On Iran, Kiddle describes the Islamic Revolutionary Guard Corps, another U.S.-designated terrorist group, as working "to keep the country stable" and describes one leader, the late Ayatollah Ali Khamenei, as someone who "supported Iran's nuclear program for peaceful uses."
The page makes no mention of Iran's 2025-2026 crackdown, during which senior Iranian officials told Time magazine that as many as 30,000 protesters were killed. The U.S.-based Human Rights Activists News Agency had confirmed at least 7,015 deaths as of Feb. 5, 2026.
On China, the investigation also found that Kiddle omits references to genocide and internment camps from its page on the nation’s Uyghur population. It likewise does not mention that the U.S. House Oversight Committee concluded in December 2024 that the Wuhan Institute of Virology was a likely origin point of COVID-19.

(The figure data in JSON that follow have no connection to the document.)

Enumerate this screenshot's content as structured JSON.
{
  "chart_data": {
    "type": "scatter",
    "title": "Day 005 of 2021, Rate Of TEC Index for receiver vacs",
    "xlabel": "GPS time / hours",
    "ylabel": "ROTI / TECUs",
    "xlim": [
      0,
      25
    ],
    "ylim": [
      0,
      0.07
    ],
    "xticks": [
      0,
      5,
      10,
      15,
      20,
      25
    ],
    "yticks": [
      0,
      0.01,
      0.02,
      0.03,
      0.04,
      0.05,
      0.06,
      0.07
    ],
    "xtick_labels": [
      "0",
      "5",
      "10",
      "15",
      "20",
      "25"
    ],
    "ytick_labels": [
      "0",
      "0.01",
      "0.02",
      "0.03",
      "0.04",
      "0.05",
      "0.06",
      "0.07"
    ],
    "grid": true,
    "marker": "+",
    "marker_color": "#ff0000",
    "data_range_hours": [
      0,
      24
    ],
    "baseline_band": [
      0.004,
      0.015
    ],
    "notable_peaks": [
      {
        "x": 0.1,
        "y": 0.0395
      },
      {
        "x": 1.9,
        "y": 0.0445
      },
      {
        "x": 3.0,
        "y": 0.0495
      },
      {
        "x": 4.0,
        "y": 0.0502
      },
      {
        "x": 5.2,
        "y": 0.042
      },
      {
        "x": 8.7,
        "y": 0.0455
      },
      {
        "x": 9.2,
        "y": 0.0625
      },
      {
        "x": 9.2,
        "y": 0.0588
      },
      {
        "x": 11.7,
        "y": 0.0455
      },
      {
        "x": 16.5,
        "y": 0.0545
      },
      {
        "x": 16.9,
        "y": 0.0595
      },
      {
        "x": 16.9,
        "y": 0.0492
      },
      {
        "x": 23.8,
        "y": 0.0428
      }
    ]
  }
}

The site operates behind a privacy proxy, the investigation found. A 2016 EdSurge investigation identified Russian-born entrepreneur Vladislav Golunov, who was previously tied to the search engine Lukol, as a possible creator, though Kiddle's ownership remains unconfirmed.
Kiddle is not affiliated with Google, despite branding that resembles the company's logo and search interface, SlashGear reported, noting that the platform uses Google Custom Search. Common Sense Media rated Kiddle's privacy practices "Warning," citing personalized advertising and third-party data collection.
During testing, the investigation also found advertisements for cybersecurity threat reports and steroid-related supplements, some of which linked to data-collection forms.
Kiddle plans to launch an artificial intelligence platform, kiddle.ai, this month. The investigation reported that Domain Name System (DNS) records show overlap between kiddle.ai and a subdomain referencing DeepSeek, a Chinese artificial intelligence company, though the nature of the relationship remains unclear.